''LGBT propagandası, aile ve ulus gibi gelişmiş yapıları yok etmek ve teknokratik ve transhümanist bir dünya düzeninin yolunu açmak için daha geniş bir gündemin parçasıdır''
Eşcinsellik tartışması giderek büyüyor. Sosyal medya üzerinden, dizilerin, sinema filmlerinin ve STK'ların etkisi ile dünyayı etkisi altına alan LGBT lobisine müslüman ailelerden büyük tepki var.
LGBT lobisinin dayatmasına karşı dünya genelinde aileler nezdinde tepkiler ciddi bir artış gösteriyor. Çocuklarının gerek görsel gerek yazılı medya tarafından propaganda bombardımanına tutulduğunu savunan aileler, LGBT lobisi ile mücadele etme yönünde irade gösteriyorlar.
Türkiye'de Büyük Aile Manifestosu ilan edildi
Aileyi sorunun değil, çözümün adresi olarak gören ve bu uğurda mücadele sözü veren yüzlerce sivil toplum kuruluşunun İstanbul’da bir araya gelerek oluşturduğu ‘Büyük Aile Platformu’ kuruldu. Kuruluş Manifestosu yayınlandı.
Manifestoda: "Şu çok iyi bilinmelidir ki kadını, erkeği, gençleri, çocukları ve temelde aileyi hedef alan bu dayatma, tüm kirli faliyetlerine rağmen hiç bir ahlâksızlığını ve suçunu temize çıkaramayacaktır. Dün gökkuşağımızı çalanlar, bugün insanlık onurumuzu çalamayacaklardır... İzin vermeyeceğiz..." denildi.
LGBT faaliyetlerinin yasaklanması için 150 bin imza TBMM'ye teslim edildi
Isparta’da sosyal medyada çalışma yapıyorlar
Isparta’da yaşayan aileler sosyal medya üzerinden LGBT propagandası ve karanlık ritüeller ile ilgili yapılan çalışmalara sert tepki gösteriyor. Ailelerden Abdullah Çavuş, konuyla ilgili sosyal medyada yapılan çalışmalar ile ilgili, “Kasıtlı olarak öne çıkarılan LGBT unsurları, küresel fesat merkezlerinin çirkin yüzünü açıkça ortaya koymuştur. Bu zihniyet, insanın edep ve haysiyetine, toplumların inanç ve değerlerine karşı adeta savaş ilan etmiştir. Tarih boyunca insanlığın cahiliyeye hapsolduğu dönemlerde fıtratı tahrip eden sapkın anlayış ve uygulamalar olagelmiştir. Ancak iletişim ve etkileşim imkanlarının baş döndürücü boyutlara ulaştığı günümüzde bu tür yaklaşımların yıkıcı etkisi her zamankinden fazla olmakta ve bir bölgeyi değil, tüm insanlığı tehdit etmektedir. İnsanın maddi ve manevi gerçekliğini, varoluşsal değerini ve saygınlığını hiçe sayan, onu özüne yabancılaştıran söz konusu yaklaşımların başında cinsel yönelim özgürlüğü adı altında, her türlü yozlaşmaya zemin teşkil eden “cinsiyetsizleştirme” politikaları gelmektedir.
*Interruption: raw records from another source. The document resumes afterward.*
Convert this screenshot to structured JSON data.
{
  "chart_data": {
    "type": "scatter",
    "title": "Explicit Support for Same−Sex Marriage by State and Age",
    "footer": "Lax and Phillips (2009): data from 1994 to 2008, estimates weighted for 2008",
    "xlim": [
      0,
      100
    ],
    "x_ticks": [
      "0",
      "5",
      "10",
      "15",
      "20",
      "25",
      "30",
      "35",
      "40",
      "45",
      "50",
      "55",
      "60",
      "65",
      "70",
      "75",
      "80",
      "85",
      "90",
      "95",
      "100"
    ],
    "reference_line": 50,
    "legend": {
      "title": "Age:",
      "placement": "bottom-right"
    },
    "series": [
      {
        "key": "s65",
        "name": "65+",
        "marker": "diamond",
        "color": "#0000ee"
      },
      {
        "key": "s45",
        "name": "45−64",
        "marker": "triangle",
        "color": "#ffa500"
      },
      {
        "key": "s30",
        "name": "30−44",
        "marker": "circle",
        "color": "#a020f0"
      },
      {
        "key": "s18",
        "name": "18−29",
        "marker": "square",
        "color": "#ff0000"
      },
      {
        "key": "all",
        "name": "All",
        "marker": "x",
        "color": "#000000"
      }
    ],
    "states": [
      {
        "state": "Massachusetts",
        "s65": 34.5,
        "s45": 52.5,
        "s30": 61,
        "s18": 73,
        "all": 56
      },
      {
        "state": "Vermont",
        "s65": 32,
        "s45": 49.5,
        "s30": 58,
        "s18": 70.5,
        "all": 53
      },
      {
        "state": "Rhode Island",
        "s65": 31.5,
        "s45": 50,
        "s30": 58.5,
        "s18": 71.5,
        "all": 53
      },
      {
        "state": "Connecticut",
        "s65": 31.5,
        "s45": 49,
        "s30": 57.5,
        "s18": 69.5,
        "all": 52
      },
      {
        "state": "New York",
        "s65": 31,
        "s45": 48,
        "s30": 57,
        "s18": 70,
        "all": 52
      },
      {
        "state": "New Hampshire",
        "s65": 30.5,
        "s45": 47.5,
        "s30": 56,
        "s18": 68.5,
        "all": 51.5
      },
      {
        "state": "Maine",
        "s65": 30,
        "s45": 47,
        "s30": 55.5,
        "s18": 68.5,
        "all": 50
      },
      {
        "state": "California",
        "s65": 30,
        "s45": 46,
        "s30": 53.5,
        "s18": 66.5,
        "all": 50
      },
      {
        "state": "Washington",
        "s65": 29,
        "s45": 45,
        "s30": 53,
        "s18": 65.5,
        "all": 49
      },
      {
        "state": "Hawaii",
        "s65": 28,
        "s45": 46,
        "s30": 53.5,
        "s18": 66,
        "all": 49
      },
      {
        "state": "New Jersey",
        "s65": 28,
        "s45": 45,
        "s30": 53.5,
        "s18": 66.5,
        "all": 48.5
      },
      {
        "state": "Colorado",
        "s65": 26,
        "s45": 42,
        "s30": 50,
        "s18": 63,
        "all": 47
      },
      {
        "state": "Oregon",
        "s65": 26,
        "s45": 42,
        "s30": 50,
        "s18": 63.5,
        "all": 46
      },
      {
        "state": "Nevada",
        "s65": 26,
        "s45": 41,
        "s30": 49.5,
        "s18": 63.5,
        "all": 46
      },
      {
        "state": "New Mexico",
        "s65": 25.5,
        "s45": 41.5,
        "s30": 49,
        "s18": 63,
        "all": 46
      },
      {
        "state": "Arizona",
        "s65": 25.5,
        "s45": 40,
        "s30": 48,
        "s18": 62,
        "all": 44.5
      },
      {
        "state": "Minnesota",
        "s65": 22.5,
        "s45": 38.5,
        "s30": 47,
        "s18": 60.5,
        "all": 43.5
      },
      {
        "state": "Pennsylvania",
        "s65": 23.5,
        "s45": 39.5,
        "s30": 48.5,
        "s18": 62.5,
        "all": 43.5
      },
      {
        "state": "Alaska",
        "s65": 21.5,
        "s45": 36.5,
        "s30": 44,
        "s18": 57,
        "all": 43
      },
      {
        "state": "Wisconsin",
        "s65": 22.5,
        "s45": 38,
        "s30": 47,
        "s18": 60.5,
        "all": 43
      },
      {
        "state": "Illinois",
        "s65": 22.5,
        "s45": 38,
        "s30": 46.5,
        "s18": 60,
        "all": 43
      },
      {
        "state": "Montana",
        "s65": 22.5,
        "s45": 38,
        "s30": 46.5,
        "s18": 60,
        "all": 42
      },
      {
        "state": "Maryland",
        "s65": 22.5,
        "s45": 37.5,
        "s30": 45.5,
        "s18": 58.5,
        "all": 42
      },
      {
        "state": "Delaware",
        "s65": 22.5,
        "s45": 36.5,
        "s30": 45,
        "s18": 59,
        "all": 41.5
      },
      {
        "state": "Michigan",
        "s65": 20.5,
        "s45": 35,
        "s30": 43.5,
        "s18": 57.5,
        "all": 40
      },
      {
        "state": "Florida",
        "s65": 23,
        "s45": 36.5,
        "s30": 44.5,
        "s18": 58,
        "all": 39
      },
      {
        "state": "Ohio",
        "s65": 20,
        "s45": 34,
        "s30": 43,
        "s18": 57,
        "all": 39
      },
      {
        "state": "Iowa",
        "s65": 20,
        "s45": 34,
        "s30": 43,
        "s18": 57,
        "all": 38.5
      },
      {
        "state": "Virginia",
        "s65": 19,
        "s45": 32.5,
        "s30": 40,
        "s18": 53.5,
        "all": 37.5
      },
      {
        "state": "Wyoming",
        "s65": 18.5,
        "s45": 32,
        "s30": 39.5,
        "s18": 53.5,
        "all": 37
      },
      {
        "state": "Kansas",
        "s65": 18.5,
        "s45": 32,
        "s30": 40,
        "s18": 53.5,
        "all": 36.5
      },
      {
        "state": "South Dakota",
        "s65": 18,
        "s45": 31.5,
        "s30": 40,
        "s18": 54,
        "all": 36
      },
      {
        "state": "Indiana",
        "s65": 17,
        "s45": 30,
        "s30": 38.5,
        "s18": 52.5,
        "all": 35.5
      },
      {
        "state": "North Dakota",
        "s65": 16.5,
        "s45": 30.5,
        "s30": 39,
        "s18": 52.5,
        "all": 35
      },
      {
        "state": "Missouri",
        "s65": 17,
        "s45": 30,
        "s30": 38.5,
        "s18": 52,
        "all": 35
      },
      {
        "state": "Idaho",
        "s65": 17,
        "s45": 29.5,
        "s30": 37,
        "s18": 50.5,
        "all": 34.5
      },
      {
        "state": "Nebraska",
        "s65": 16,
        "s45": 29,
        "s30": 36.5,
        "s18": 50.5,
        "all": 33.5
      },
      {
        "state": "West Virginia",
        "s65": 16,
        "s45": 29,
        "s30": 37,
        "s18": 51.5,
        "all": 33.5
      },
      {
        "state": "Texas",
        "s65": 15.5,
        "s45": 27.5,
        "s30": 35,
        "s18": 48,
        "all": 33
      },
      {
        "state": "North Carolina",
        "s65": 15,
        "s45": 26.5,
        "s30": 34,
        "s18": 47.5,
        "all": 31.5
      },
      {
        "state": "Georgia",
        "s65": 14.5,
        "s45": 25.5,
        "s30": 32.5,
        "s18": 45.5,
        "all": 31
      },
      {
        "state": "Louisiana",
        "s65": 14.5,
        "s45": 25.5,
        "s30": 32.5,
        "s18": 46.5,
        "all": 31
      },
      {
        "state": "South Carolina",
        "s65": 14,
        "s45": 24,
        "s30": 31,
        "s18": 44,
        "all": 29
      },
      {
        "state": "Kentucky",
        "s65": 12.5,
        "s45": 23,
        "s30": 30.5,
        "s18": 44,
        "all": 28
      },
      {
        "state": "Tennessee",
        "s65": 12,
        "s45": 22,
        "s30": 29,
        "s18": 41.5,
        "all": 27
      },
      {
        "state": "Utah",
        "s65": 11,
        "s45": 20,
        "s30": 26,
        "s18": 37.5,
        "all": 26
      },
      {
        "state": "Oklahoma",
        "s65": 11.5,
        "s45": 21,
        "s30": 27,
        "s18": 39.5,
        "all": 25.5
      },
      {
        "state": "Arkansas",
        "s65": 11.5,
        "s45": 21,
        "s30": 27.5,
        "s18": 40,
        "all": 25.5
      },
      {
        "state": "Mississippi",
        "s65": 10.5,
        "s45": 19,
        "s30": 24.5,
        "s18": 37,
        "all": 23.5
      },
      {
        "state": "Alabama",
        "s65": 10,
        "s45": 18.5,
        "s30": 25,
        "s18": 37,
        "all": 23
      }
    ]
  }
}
İnsana doğuştan yüklenen bir kod olmakla Allah’ın kararına işaret eden cinsiyet, bireyin kendi karar verebileceği ya da arzu ettiğinde değiştirebileceği bir vasıf değildir.İnsanın kadın ya da erkek olarak yaratılması ilahi bir nimet ve hikmet olup, cinsiyetsizleştirme çalışmalarının odağında bu ilahi iradeye başkaldırı vardır.
Bilinmelidir ki, yeryüzünün en seçkin ve değerli varlığı olan insanın tertemiz fıtratını bozmayı amaçlayan hiçbir anlayış, dini ve insani değerleri aşağılayan hiçbir yaklaşım, ahlaksızlığı teşvik eden hiçbir faaliyet, özgürlük söylemlerinin arkasına sığınılarak meşru hale getirilemez. Kulu Rabbinden uzaklaştıran, ilahi vahye ve bütün peygamberlerin uyarılarına açıkça karşı çıkan, aileyi ve sağlıklı bir toplum yapısını yok etmeyi hedefleyen cinsiyetsizleştirme politikaları, sağduyu sahibi herkes tarafından lanetlenmeye müstahaktır.
İnsanlık ailesi olarak bu sapkın anlayışlara karşı insanlığın geleceğini korumak adına kolektif bir duruş sergilemek zorunluluk haline gelmiştir. Bilhassa yöneticilerine, entelektüellerine, dini liderlerine, sivil toplum önderlerine, aklıselim sahibi her ferdine bu konuda büyük bir sorumluluk düşmektedir.’’ ifadelerini kullandı.